27 The gradient and directional derivatives

library(tidyverse)
library(plotly)
library(dasc2594)
set.seed(2021)

Partial derivatives tell about how a rate of function changes in a particular direction (in the direction of a coordinate).

Think about trying to find the maximum of a real-valued function (finding the minimum is equivalent to finding the maximum of the negative value of the function). Finding the maximum of a function is analogous to hiking up a mountain and trying to find the highest peak.
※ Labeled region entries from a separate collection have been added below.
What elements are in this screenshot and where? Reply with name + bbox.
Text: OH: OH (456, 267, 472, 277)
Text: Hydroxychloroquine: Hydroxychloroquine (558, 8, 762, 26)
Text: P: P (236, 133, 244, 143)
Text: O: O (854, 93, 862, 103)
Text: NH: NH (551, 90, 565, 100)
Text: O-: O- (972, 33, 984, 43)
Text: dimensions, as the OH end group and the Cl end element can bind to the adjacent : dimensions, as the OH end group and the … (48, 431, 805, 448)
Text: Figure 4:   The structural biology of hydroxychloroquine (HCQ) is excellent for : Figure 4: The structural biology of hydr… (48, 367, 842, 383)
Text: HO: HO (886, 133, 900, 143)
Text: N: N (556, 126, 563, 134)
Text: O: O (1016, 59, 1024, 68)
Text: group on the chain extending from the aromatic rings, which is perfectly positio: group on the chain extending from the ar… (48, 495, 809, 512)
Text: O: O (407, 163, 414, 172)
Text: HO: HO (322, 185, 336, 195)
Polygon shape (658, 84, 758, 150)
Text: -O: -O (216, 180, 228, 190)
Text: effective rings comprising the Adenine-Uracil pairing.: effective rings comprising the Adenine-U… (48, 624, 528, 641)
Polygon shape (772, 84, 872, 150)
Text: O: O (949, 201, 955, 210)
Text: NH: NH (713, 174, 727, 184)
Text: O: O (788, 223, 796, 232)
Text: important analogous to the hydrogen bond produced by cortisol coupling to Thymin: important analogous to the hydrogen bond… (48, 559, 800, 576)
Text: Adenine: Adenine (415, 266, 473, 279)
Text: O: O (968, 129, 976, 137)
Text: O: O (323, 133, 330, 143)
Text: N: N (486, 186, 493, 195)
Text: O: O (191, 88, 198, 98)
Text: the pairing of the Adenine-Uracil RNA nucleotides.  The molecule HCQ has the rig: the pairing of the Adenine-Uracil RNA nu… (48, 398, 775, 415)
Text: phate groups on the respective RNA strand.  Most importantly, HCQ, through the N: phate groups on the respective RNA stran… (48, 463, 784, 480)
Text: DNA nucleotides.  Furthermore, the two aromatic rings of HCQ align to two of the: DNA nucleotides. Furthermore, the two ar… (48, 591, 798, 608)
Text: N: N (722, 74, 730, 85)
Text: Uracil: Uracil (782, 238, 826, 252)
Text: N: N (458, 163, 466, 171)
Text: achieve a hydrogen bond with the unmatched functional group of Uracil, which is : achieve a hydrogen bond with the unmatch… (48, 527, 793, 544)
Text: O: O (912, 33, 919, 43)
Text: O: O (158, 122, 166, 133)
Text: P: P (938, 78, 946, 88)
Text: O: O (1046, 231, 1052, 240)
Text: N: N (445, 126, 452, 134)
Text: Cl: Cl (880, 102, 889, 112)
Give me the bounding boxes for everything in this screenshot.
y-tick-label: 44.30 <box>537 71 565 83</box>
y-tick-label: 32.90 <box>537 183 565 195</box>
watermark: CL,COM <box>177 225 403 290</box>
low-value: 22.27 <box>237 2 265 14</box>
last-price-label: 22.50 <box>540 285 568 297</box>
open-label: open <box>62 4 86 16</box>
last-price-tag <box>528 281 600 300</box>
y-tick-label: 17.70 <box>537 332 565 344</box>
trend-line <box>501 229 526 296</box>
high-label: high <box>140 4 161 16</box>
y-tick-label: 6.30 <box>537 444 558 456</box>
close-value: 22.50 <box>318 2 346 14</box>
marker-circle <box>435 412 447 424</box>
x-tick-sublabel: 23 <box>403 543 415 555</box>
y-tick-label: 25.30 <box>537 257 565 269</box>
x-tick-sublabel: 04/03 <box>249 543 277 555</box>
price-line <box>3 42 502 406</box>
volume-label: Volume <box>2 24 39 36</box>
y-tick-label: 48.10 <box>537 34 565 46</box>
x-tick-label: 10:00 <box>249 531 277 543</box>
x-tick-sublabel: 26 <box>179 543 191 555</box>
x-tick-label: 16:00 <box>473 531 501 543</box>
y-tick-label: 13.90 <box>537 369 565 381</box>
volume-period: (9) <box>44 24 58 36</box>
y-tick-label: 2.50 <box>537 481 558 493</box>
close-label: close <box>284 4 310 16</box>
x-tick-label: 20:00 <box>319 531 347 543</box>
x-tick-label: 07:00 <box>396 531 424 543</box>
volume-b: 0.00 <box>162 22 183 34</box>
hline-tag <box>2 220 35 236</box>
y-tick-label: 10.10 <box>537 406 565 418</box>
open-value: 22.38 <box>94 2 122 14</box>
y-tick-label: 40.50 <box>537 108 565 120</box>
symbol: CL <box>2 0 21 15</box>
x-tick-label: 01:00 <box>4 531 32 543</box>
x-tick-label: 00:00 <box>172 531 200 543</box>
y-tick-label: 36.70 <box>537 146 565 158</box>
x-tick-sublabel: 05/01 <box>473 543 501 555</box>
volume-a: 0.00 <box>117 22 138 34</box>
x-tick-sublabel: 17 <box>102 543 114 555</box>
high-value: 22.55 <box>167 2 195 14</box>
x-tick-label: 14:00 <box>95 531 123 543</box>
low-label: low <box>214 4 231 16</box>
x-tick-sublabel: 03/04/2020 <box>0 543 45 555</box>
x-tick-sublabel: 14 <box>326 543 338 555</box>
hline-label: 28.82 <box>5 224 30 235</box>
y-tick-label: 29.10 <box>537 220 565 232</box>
Suppose you are standing on a mountain surface at the point \((x, y, z)\) in 3-dimensions where \(z = f(x, y)\) is the function that gives the height of the mountain at location \((x, y)\). If you are standing at the point \((a, b)\) in the \((x, y)\) coordinate system, you might want to get to the top of the mountain as quickly as possible. The direction that is the steepest uphill direction can be calculated using the concepts of the directional derivative and the gradient.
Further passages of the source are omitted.